"Elle ne se plaignait pas cette femme-là !
Sa bosse, c’est sa vie avec son trésor de jours amassés et son pécule emmagasinés, personne ne peut le lui prendre ! ni les gens, ni quiconque, ni
la mort. C’est pareil pour la mémoire. Personne ni rien ne peut vous en défaire.
C’est en vous et le reste. A tout jamais.
C’est ainsi que les constantinoises - Constantine capitale culturelle du bon goût comme chacun sait - avaient une bonne réputation de femmes
d’intérieur, habiles et douées en couture, cuisine et éducation, un exemple à suivre de la rive orientale du pays, réputées pour être économes voire pingres tout de même, avec les sétifiennes il
faut s‘effacer devant leur arrogance et leur culot, on allait jusqu’à dire « miyat jiniyates kheir min staïfiya » - « Mieux vaut 100 diablesses qu’une seule de Sétif! »- les oranaises sont
décontractées et joyeuses, les algéroises de vraies prétentieuses - elles disent toutes qu’elles sont d’Alger avec une intonation traînante de loukoum pâteuse, plein la bouche !
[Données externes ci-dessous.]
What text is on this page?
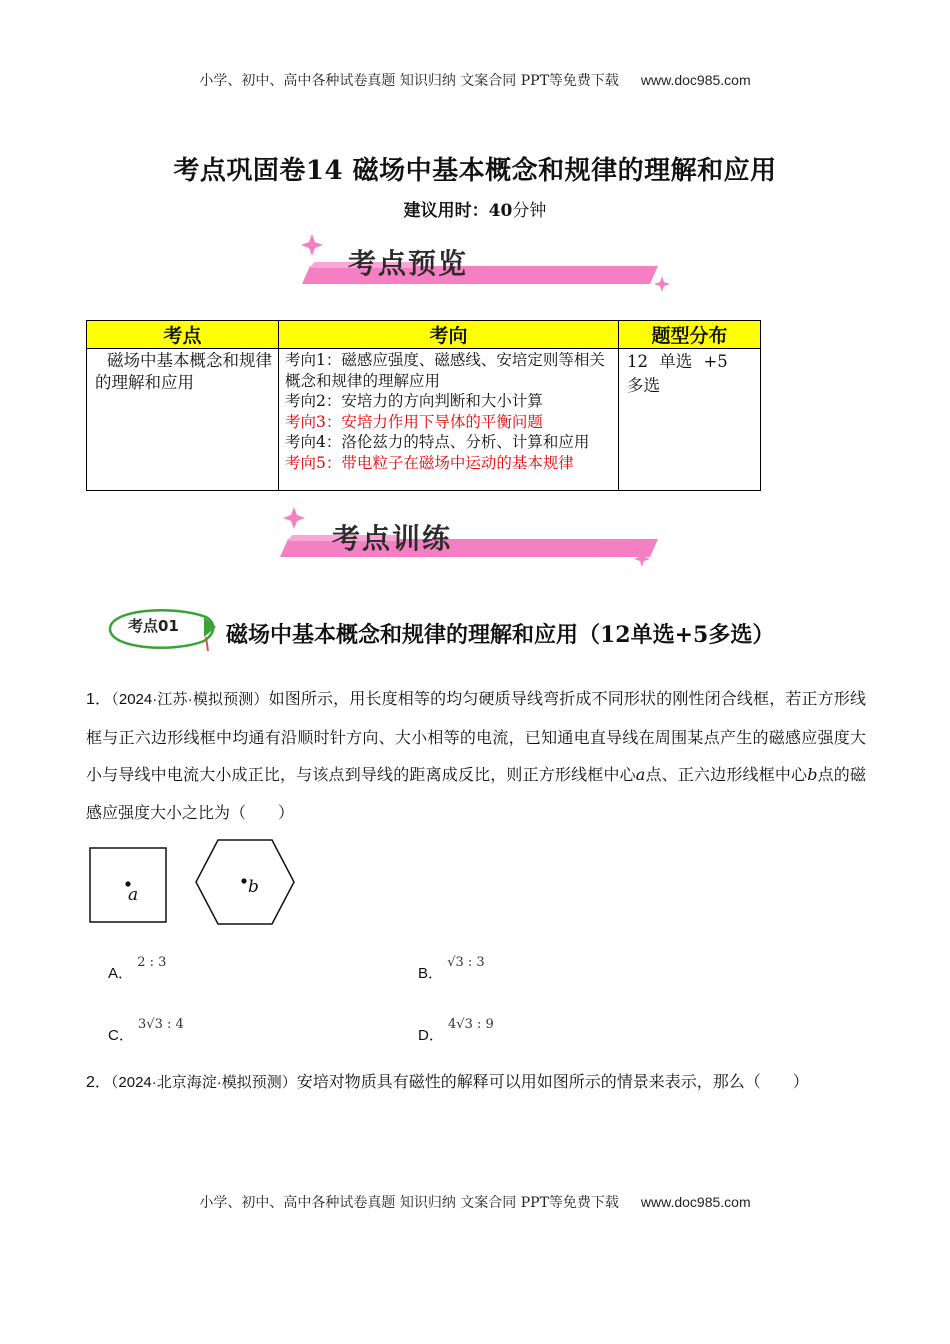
小学、初中、高中各种试卷真题 知识归纳 文案合同 PPT等免费下载 www.doc985.com
考点巩固卷14 磁场中基本概念和规律的理解和应用
建议用时：40分钟
考点预览
考点	考向	题型分布
磁场中基本概念和规律的理解和应用	考向1：磁感应强度、磁感线、安培定则等相关概念和规律的理解应用
考向2：安培力的方向判断和大小计算
考向3：安培力作用下导体的平衡问题
考向4：洛伦兹力的特点、分析、计算和应用
考向5：带电粒子在磁场中运动的基本规律	12 单选 +5 多选
考点训练
考点01 磁场中基本概念和规律的理解和应用（12单选+5多选）
1．（2024·江苏·模拟预测）如图所示，用长度相等的均匀硬质导线弯折成不同形状的刚性闭合线框，若正方形线框与正六边形线框中均通有沿顺时针方向、大小相等的电流，已知通电直导线在周围某点产生的磁感应强度大小与导线中电流大小成正比，与该点到导线的距离成反比，则正方形线框中心a点、正六边形线框中心b点的磁感应强度大小之比为（　　）
a	b
A． 2 : 3
B． √3 : 3
C． 3√3 : 4
D． 4√3 : 9
2．（2024·北京海淀·模拟预测）安培对物质具有磁性的解释可以用如图所示的情景来表示，那么（　　）
小学、初中、高中各种试卷真题 知识归纳 文案合同 PPT等免费下载 www.doc985.com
À croire qu‘il n‘y a personne qui vit dans ce pays hors de la capitale !!- les jijeliennes à la peau si blanche maîtrisaient l’art délicat de la
broderie et de la couture, les tlemceniennes savantes et raffinées (ce qui est curieux c‘est que souvent il y a confusion entre la réputation légendaire d‘une ville et ses habitantes), les
bônoises sont agréables mais d’un goût difficile, capricieuses en fait, les kabyles ont du nif, les chaouiyas fières telles les monts Aurès qui vous contemplent ! et ainsi de suite... Les jours
de grosses disputes car il y en avait bien sûr, chaque femme sortait son propre répertoire de gros mots et gestes qui vont avec, local et commun, fleuri, trivial, grossier, vulgaire, accompagné
de tous les secrets accumulés en confidences ou lors de causeries amicales . Après cela, le lendemain tout rentrait dans l’ordre. La nuit porte toujours conseil et les oracles
veillent.
Le « Aj-jar kabl ed-dar » « Se soucier du voisin avant de choisir une maison » ! lancé par la mystique devenue sainte Rabé’a el Adawiyya au 8ème
siècle, restera toujours d’actualité ! Ce dicton célèbre et tant d’autres circulent de femmes en femmes, de maison en maison, de ville en ville, de pays en pays.
Les jours se déroulent en fonction de la lumière du jour, des saisons - maoussem, de la température aussi, on se réveille aux étoiles finissantes,
le chant du coq alentour, le muezzin voisin, les effluves du premier café de la vie renaissante. Il n’y a pas deux appels à la prière exécutés de même manière, parfois l’appel ressemble à une
supplique, une litanie, d’autres fois à un vibrant poème mystique.‘A-mi Mokhtar - oncle Mokhtar s’y était employé jusqu’à la fin de sa vie, sans faille sa voix s’amenuisait au fil du temps en
même temps que sa carcasse, sa petite glotte fripée tremblotait à chaque appel d’air, à force aussi d’enseigner telle une ascèse aux petits enfants sourates et grammaire comme frère qui rentrait
avec sa petite law-ha- planchette rudimentaire pour y inscrire les caractères de la langue arabe, sans pour autant altérer sa belle foi inébranlable et communicative. Heureusement, l’école
coranique n’était pas interdite aux petits musulmans, elle n’était pas assez considérée, voilà pourquoi. Le plus saisissant c’est lorsque l’appel à la prière, celui de l’après-midi en été par
exemple, el’asser -l‘après-midi, depuis jama’a el Bey, la mosquée centrale, se font entendre avec quelques secondes d’intervalles, les appels des mosquées voisines, augmentés du son des cloches
des temples et des églises proches, donnent lieu à une pieuse cacophonie, vibrante, immatérielle, fantomatique, écho exceptionnel de terre, d’air, de voix chargées de ferveur et de souffles
multiples.
Harmonique. Pour un peu on s’envolerait, pulvérisé.
Alors, Il faudrait quasiment s’essuyer les pieds avant de marcher sur la terre.